Dans cette scène comme dans beaucoup d’autres, le silence est roi. Appuyé à des plans dans lesquels les personnages sont filmés de dos, il raconte les doutes et les soupirs. Après m’avoir conseillé le thé iranien, Goyette m’explique qu’un silence est intéressant lorsqu’il est habité.

thumbnail_mes%20nuits_2Crédit photo: courtoisie de Sophie Goyette

Avec les défauts de ses qualités, le premier long de Sophie Goyette est également parsemé de doutes quant aux choix de construction des personnages. Chaque scène prend son temps, laisse le spectateur respirer à travers de nombreux plans fixes, mais les doutes et déchirements des personnages manquent par moments de substance. A vouloir évoquer le caractère le plus intime de chacun, tous demeurent moins approfondis qu’on ne l’aurait souhaité avec un tel traitement du voyage intérieur.

L’atmosphère traversée par un ressenti qui laisse une place de choix au silence semble ne côtoyer le second degré qu’à tâtons, ici avec un hors-champ de petites filles à la recherche de la Reine des neiges désabusée par ses petits boulots, là avec l’anglais de Romes appris avec les Simpsons. MNFE prend ses distances avec une présence humoristique qui aurait favorisé à briser le rythme narratif pour n’en récolter que davantage de portée.

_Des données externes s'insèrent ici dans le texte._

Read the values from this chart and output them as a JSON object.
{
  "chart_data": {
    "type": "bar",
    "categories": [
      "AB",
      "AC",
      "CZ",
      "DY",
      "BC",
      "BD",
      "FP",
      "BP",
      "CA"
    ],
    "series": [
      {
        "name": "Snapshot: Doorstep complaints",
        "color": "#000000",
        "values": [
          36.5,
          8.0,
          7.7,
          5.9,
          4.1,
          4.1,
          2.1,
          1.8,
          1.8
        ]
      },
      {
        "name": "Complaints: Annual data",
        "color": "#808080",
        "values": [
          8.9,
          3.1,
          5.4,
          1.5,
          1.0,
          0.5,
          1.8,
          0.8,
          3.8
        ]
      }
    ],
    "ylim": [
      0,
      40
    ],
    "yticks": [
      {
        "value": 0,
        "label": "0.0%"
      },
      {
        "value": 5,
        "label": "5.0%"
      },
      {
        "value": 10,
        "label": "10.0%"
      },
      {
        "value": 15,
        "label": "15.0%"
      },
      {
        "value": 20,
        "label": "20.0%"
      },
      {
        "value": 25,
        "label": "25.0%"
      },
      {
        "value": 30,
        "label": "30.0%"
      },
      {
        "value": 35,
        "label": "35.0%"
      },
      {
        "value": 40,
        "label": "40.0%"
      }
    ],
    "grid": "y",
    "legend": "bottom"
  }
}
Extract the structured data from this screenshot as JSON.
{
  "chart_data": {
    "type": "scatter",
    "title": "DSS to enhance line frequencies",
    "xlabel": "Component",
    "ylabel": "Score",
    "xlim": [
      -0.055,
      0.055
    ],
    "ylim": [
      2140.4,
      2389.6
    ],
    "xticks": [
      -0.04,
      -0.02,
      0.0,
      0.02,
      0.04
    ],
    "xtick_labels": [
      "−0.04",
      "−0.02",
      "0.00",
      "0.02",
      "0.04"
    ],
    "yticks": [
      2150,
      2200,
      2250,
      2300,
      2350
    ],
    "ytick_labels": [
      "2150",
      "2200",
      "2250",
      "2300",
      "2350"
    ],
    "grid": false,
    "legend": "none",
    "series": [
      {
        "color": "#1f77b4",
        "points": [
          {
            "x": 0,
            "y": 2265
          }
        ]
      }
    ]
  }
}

La mort est omniprésente, pourtant l’espoir persiste.

Les rêves constituent-ils alors un moyen de faire le deuil d’un être cher?

Au-delà du rêve, le deuil et le départ représentent le point convergent des trois histoires. Cette sensation de perte se retrouve dans le destin d’Ariane, qui dans La Ronde (2011) quitte la ville et ses démons après le suicide de son père. Les nuits du titre de ce premier long sont aussi celles de ce quatrième court-métrage, entièrement tourné de nuit et détenteur de six prix dont celui du meilleur court-métrage aux Rendez-vous du Cinéma Québécois en 2012. Par coïncidence ou geste inconscient, parmi les précédents métiers de Goyette figure celui de conseillère aux familles dans un salon funéraire.

“Ce n’est pas quelque chose à régler ici, mais je sais que le deuil fait complètement partie de la vie, un peu comme un grand amour qu’on peut vivre.”

Tout en humilité, la jeune réalisatrice marquée par Paris-Texas (Wim Wenders) et Bleu blanc rouge (Kieślowski) me confie que son film n’est qu’une proposition, un cadeau qui ne lui appartient plus. “Je pense que le film peut être plus grand que moi. Je suis juste sa porte-parole.” A défaut de vouloir être rangée dans une case, comme celle du cinéma poétique, Goyette espère que la portée sera celle d’un film profondément humain.

Après la première mondiale de son film au Festival du Nouveau Cinéma en octobre dernier, Sophie Goyette s’envole avec lui pour le festival de Rotterdam, où il sera présenté dans la catégorie Bright future. Epuisée par ce marathon mais fière de cet accomplissement, elle me confie sa propre définition: au cœur du rêve, la notion que tout est possible.